Making MCP Calls to Servers

Erasmus supports making JSON-RPC calls to MCP servers (such as the GitHub MCP server) via both the CLI and programmatically. The system has been enhanced with improved error handling and connection reliability. Below are the key details and sharp edges to be aware of when constructing these calls:

1. JSON-RPC Request Structure

  • Every session must begin with an initialize request.
  • Tool calls use the tools/call method.
  • The params object for tools/call must include:
    • name: The tool's name (e.g., list_branches, get_user). This is NOT the JSON-RPC method name, but the tool identifier.
    • arguments: A dictionary of arguments required by the tool. All tool-specific parameters must be nested inside this arguments object.
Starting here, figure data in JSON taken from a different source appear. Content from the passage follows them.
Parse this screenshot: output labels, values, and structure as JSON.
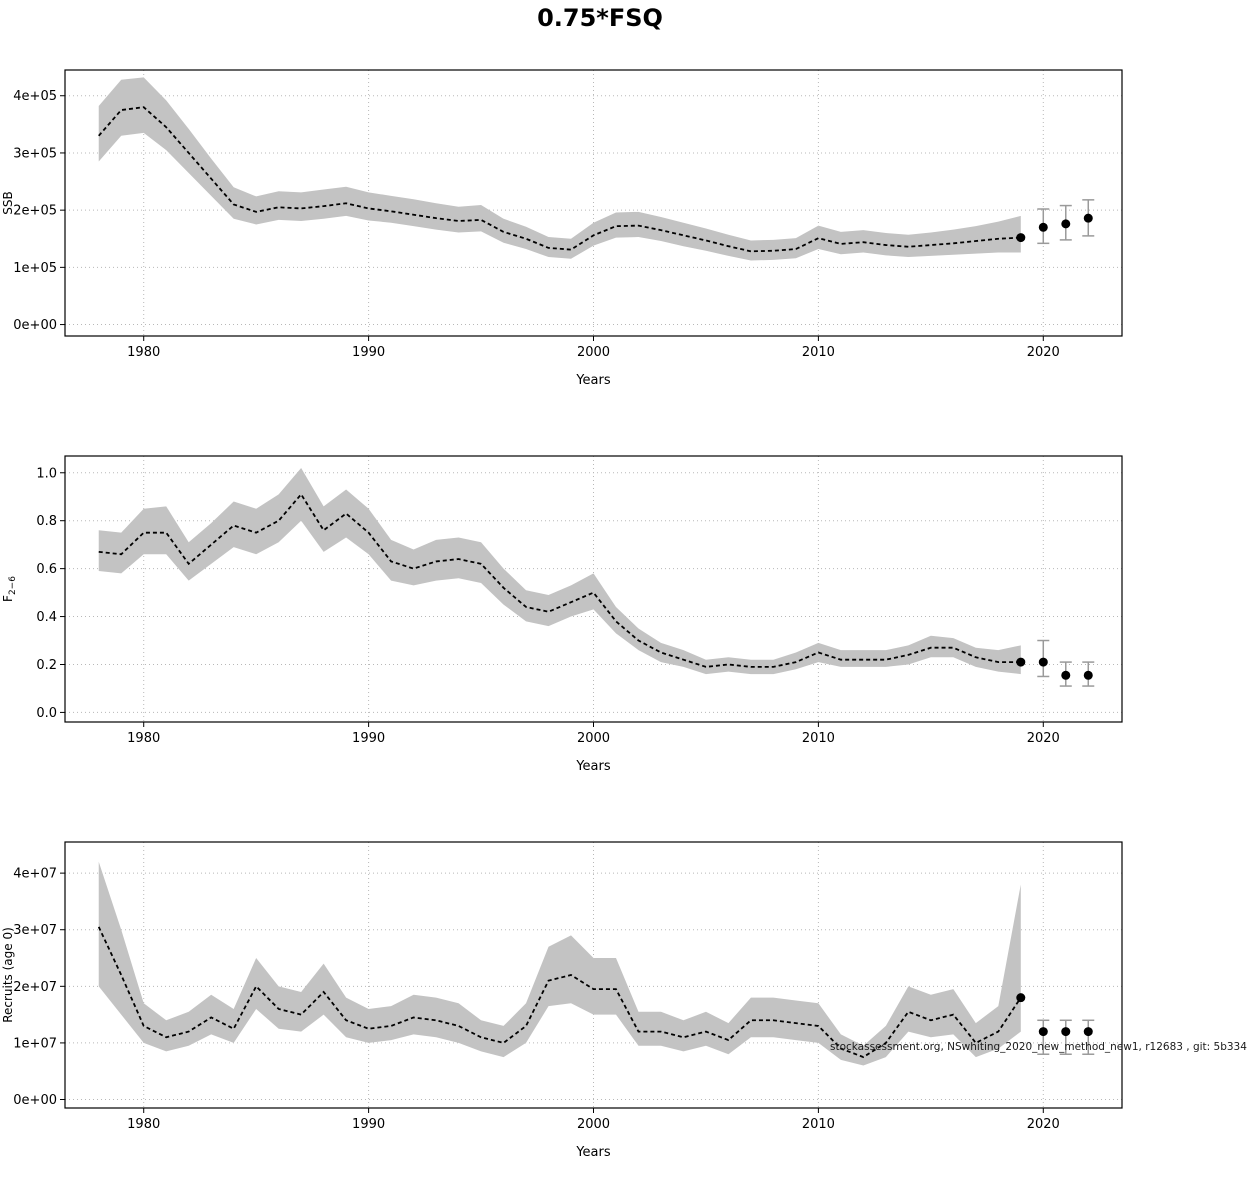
{
  "title": "0.75*FSQ",
  "watermark": "stockassessment.org, NSwhiting_2020_new_method_new1, r12683 , git: 5b334",
  "colors": {
    "band": "#c3c3c3",
    "grid": "#b8b8b8",
    "line": "#000000",
    "error_bar": "#9a9a9a",
    "dot": "#000000"
  },
  "chart_data": [
    {
      "type": "line",
      "name": "ssb",
      "title": "",
      "xlabel": "Years",
      "ylabel": "SSB",
      "ylabel_sub": "",
      "xlim": [
        1976.5,
        2023.5
      ],
      "ylim": [
        -20000,
        445000
      ],
      "xticks": [
        1980,
        1990,
        2000,
        2010,
        2020
      ],
      "xtick_labels": [
        "1980",
        "1990",
        "2000",
        "2010",
        "2020"
      ],
      "yticks": [
        0,
        100000,
        200000,
        300000,
        400000
      ],
      "ytick_labels": [
        "0e+00",
        "1e+05",
        "2e+05",
        "3e+05",
        "4e+05"
      ],
      "grid": true,
      "legend": "none",
      "x": [
        1978,
        1979,
        1980,
        1981,
        1982,
        1983,
        1984,
        1985,
        1986,
        1987,
        1988,
        1989,
        1990,
        1991,
        1992,
        1993,
        1994,
        1995,
        1996,
        1997,
        1998,
        1999,
        2000,
        2001,
        2002,
        2003,
        2004,
        2005,
        2006,
        2007,
        2008,
        2009,
        2010,
        2011,
        2012,
        2013,
        2014,
        2015,
        2016,
        2017,
        2018,
        2019
      ],
      "estimate": [
        330000,
        375000,
        380000,
        345000,
        300000,
        255000,
        210000,
        197000,
        205000,
        203000,
        207000,
        212000,
        203000,
        198000,
        192000,
        186000,
        181000,
        183000,
        162000,
        150000,
        134000,
        131000,
        156000,
        172000,
        173000,
        165000,
        156000,
        147000,
        137000,
        128000,
        129000,
        132000,
        151000,
        141000,
        144000,
        139000,
        136000,
        139000,
        142000,
        146000,
        150000,
        152000
      ],
      "lower": [
        285000,
        330000,
        335000,
        305000,
        265000,
        225000,
        185000,
        175000,
        183000,
        181000,
        185000,
        190000,
        182000,
        178000,
        172000,
        166000,
        161000,
        163000,
        143000,
        132000,
        118000,
        115000,
        138000,
        152000,
        153000,
        146000,
        137000,
        129000,
        120000,
        112000,
        113000,
        116000,
        132000,
        123000,
        126000,
        121000,
        118000,
        120000,
        122000,
        124000,
        126000,
        126000
      ],
      "upper": [
        382000,
        428000,
        432000,
        392000,
        342000,
        290000,
        240000,
        224000,
        233000,
        231000,
        236000,
        241000,
        231000,
        225000,
        219000,
        212000,
        206000,
        209000,
        185000,
        171000,
        153000,
        150000,
        178000,
        196000,
        197000,
        188000,
        178000,
        168000,
        157000,
        147000,
        148000,
        151000,
        173000,
        162000,
        165000,
        160000,
        157000,
        161000,
        166000,
        172000,
        180000,
        190000
      ],
      "forecast": {
        "x": [
          2019,
          2020,
          2021,
          2022
        ],
        "y": [
          152000,
          170000,
          176000,
          186000
        ],
        "lower": [
          126000,
          142000,
          148000,
          155000
        ],
        "upper": [
          190000,
          202000,
          208000,
          218000
        ],
        "has_bar": [
          false,
          true,
          true,
          true
        ]
      }
    },
    {
      "type": "line",
      "name": "fishing-mortality",
      "title": "",
      "xlabel": "Years",
      "ylabel": "F",
      "ylabel_sub": "2−6",
      "xlim": [
        1976.5,
        2023.5
      ],
      "ylim": [
        -0.04,
        1.07
      ],
      "xticks": [
        1980,
        1990,
        2000,
        2010,
        2020
      ],
      "xtick_labels": [
        "1980",
        "1990",
        "2000",
        "2010",
        "2020"
      ],
      "yticks": [
        0.0,
        0.2,
        0.4,
        0.6,
        0.8,
        1.0
      ],
      "ytick_labels": [
        "0.0",
        "0.2",
        "0.4",
        "0.6",
        "0.8",
        "1.0"
      ],
      "grid": true,
      "legend": "none",
      "x": [
        1978,
        1979,
        1980,
        1981,
        1982,
        1983,
        1984,
        1985,
        1986,
        1987,
        1988,
        1989,
        1990,
        1991,
        1992,
        1993,
        1994,
        1995,
        1996,
        1997,
        1998,
        1999,
        2000,
        2001,
        2002,
        2003,
        2004,
        2005,
        2006,
        2007,
        2008,
        2009,
        2010,
        2011,
        2012,
        2013,
        2014,
        2015,
        2016,
        2017,
        2018,
        2019
      ],
      "estimate": [
        0.67,
        0.66,
        0.75,
        0.75,
        0.62,
        0.7,
        0.78,
        0.75,
        0.8,
        0.91,
        0.76,
        0.83,
        0.75,
        0.63,
        0.6,
        0.63,
        0.64,
        0.62,
        0.52,
        0.44,
        0.42,
        0.46,
        0.5,
        0.38,
        0.3,
        0.25,
        0.22,
        0.19,
        0.2,
        0.19,
        0.19,
        0.21,
        0.25,
        0.22,
        0.22,
        0.22,
        0.24,
        0.27,
        0.27,
        0.23,
        0.21,
        0.21
      ],
      "lower": [
        0.59,
        0.58,
        0.66,
        0.66,
        0.55,
        0.62,
        0.69,
        0.66,
        0.71,
        0.8,
        0.67,
        0.73,
        0.66,
        0.55,
        0.53,
        0.55,
        0.56,
        0.54,
        0.45,
        0.38,
        0.36,
        0.4,
        0.43,
        0.33,
        0.26,
        0.21,
        0.19,
        0.16,
        0.17,
        0.16,
        0.16,
        0.18,
        0.21,
        0.19,
        0.19,
        0.19,
        0.2,
        0.23,
        0.23,
        0.19,
        0.17,
        0.16
      ],
      "upper": [
        0.76,
        0.75,
        0.85,
        0.86,
        0.71,
        0.79,
        0.88,
        0.85,
        0.91,
        1.02,
        0.86,
        0.93,
        0.85,
        0.72,
        0.68,
        0.72,
        0.73,
        0.71,
        0.6,
        0.51,
        0.49,
        0.53,
        0.58,
        0.44,
        0.35,
        0.29,
        0.26,
        0.22,
        0.23,
        0.22,
        0.22,
        0.25,
        0.29,
        0.26,
        0.26,
        0.26,
        0.28,
        0.32,
        0.31,
        0.27,
        0.26,
        0.28
      ],
      "forecast": {
        "x": [
          2019,
          2020,
          2021,
          2022
        ],
        "y": [
          0.21,
          0.21,
          0.155,
          0.155
        ],
        "lower": [
          0.16,
          0.15,
          0.11,
          0.11
        ],
        "upper": [
          0.28,
          0.3,
          0.21,
          0.21
        ],
        "has_bar": [
          false,
          true,
          true,
          true
        ]
      }
    },
    {
      "type": "line",
      "name": "recruits",
      "title": "",
      "xlabel": "Years",
      "ylabel": "Recruits (age 0)",
      "ylabel_sub": "",
      "xlim": [
        1976.5,
        2023.5
      ],
      "ylim": [
        -1500000,
        45500000
      ],
      "xticks": [
        1980,
        1990,
        2000,
        2010,
        2020
      ],
      "xtick_labels": [
        "1980",
        "1990",
        "2000",
        "2010",
        "2020"
      ],
      "yticks": [
        0,
        10000000,
        20000000,
        30000000,
        40000000
      ],
      "ytick_labels": [
        "0e+00",
        "1e+07",
        "2e+07",
        "3e+07",
        "4e+07"
      ],
      "grid": true,
      "legend": "none",
      "x": [
        1978,
        1979,
        1980,
        1981,
        1982,
        1983,
        1984,
        1985,
        1986,
        1987,
        1988,
        1989,
        1990,
        1991,
        1992,
        1993,
        1994,
        1995,
        1996,
        1997,
        1998,
        1999,
        2000,
        2001,
        2002,
        2003,
        2004,
        2005,
        2006,
        2007,
        2008,
        2009,
        2010,
        2011,
        2012,
        2013,
        2014,
        2015,
        2016,
        2017,
        2018,
        2019
      ],
      "estimate": [
        30500000,
        22000000,
        13000000,
        11000000,
        12000000,
        14500000,
        12500000,
        20000000,
        16000000,
        15000000,
        19000000,
        14000000,
        12500000,
        13000000,
        14500000,
        14000000,
        13000000,
        11000000,
        10000000,
        13000000,
        21000000,
        22000000,
        19500000,
        19500000,
        12000000,
        12000000,
        11000000,
        12000000,
        10500000,
        14000000,
        14000000,
        13500000,
        13000000,
        9000000,
        7500000,
        10000000,
        15500000,
        14000000,
        15000000,
        10000000,
        12000000,
        18000000
      ],
      "lower": [
        20000000,
        15000000,
        10000000,
        8500000,
        9500000,
        11500000,
        10000000,
        16000000,
        12500000,
        12000000,
        15000000,
        11000000,
        10000000,
        10500000,
        11500000,
        11000000,
        10000000,
        8500000,
        7500000,
        10000000,
        16500000,
        17000000,
        15000000,
        15000000,
        9500000,
        9500000,
        8500000,
        9500000,
        8000000,
        11000000,
        11000000,
        10500000,
        10000000,
        7000000,
        6000000,
        7500000,
        12000000,
        11000000,
        11500000,
        7500000,
        9000000,
        12000000
      ],
      "upper": [
        42000000,
        30000000,
        17000000,
        14000000,
        15500000,
        18500000,
        16000000,
        25000000,
        20000000,
        19000000,
        24000000,
        18000000,
        16000000,
        16500000,
        18500000,
        18000000,
        17000000,
        14000000,
        13000000,
        17000000,
        27000000,
        29000000,
        25000000,
        25000000,
        15500000,
        15500000,
        14000000,
        15500000,
        13500000,
        18000000,
        18000000,
        17500000,
        17000000,
        11500000,
        9500000,
        13000000,
        20000000,
        18500000,
        19500000,
        13500000,
        16500000,
        38000000
      ],
      "forecast": {
        "x": [
          2019,
          2020,
          2021,
          2022
        ],
        "y": [
          18000000,
          12000000,
          12000000,
          12000000
        ],
        "lower": [
          12000000,
          8000000,
          8000000,
          8000000
        ],
        "upper": [
          38000000,
          14000000,
          14000000,
          14000000
        ],
        "has_bar": [
          false,
          true,
          true,
          true
        ]
      }
    }
  ]
}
Example JSON-RPC tool call:

{
  "jsonrpc": "2.0",
  "method": "tools/call",
  "params": {
    "name": "list_branches",
    "arguments": {
      "owner": "bakobi",
      "repo": "hexamerous"
    }
  },
  "id": 2
}

Sharp Edges:

  • The name field is required and must match the tool's identifier exactly.
  • All tool arguments must be inside the arguments dictionary. Passing them at the top level will result in errors.
  • The method is always tools/call for tool invocations, not the tool name itself.
  • You must send an initialize request first in the same session.
  • The server will respond with one JSON object per line for each request (e.g., one for initialize, one for the tool call).

2. CLI Usage

You can invoke MCP tools via the Erasmus CLI:

erasmus mcp servers github list_branches --owner bakobi --repo hexamerous

The CLI handles the JSON-RPC structure for you, but you must provide all required arguments as CLI options. The CLI will pretty-print the server's response, including any nested JSON content.

3. Programmatic Usage (Python)

To make calls programmatically, use the enhanced StdioClient class with improved error handling:

from erasmus.mcp.client import StdioClient
from erasmus.utils.error_handler import safe_operation, McpError

def call_github_api():
    client = StdioClient()
    try:
        # The client now has improved error handling and connection reliability
        stdout, stderr = client.communicate(
            server_name="github",
            method="tools/call",
            params={
                "name": "list_branches",
                "arguments": {
                    "owner": "bakobi",
                    "repo": "hexamerous"
                }
            }
        )
        return stdout
    except McpError as e:
        # Standardized error handling for MCP-related errors
        print(f"MCP error: {e}")
        return None
    finally:
        # Ensure proper cleanup of resources
        client.disconnect_all()

# Use the safe_operation utility for consistent error handling
result = safe_operation(call_github_api, "Failed to call GitHub API")
if result:
    print(result)

Note:

  • Always send both initialize and tools/call requests in the same session (the client does this for you).
  • Parse each line of the response as a separate JSON object.
  • The tool response is usually the last JSON object returned.
  • Use the new error handling utilities for consistent error management.

4. Common Pitfalls

  • Missing arguments nesting: All tool parameters must be inside the arguments dict.
  • Incorrect name: The name must match the tool's identifier, not the method.
  • Forgetting initialize: The server expects an initialize request before any tool calls.
  • Parsing responses: The server returns one JSON object per line; parse each line separately.

Refer to the CLI help (erasmus mcp servers github --help) for available tools and their required arguments.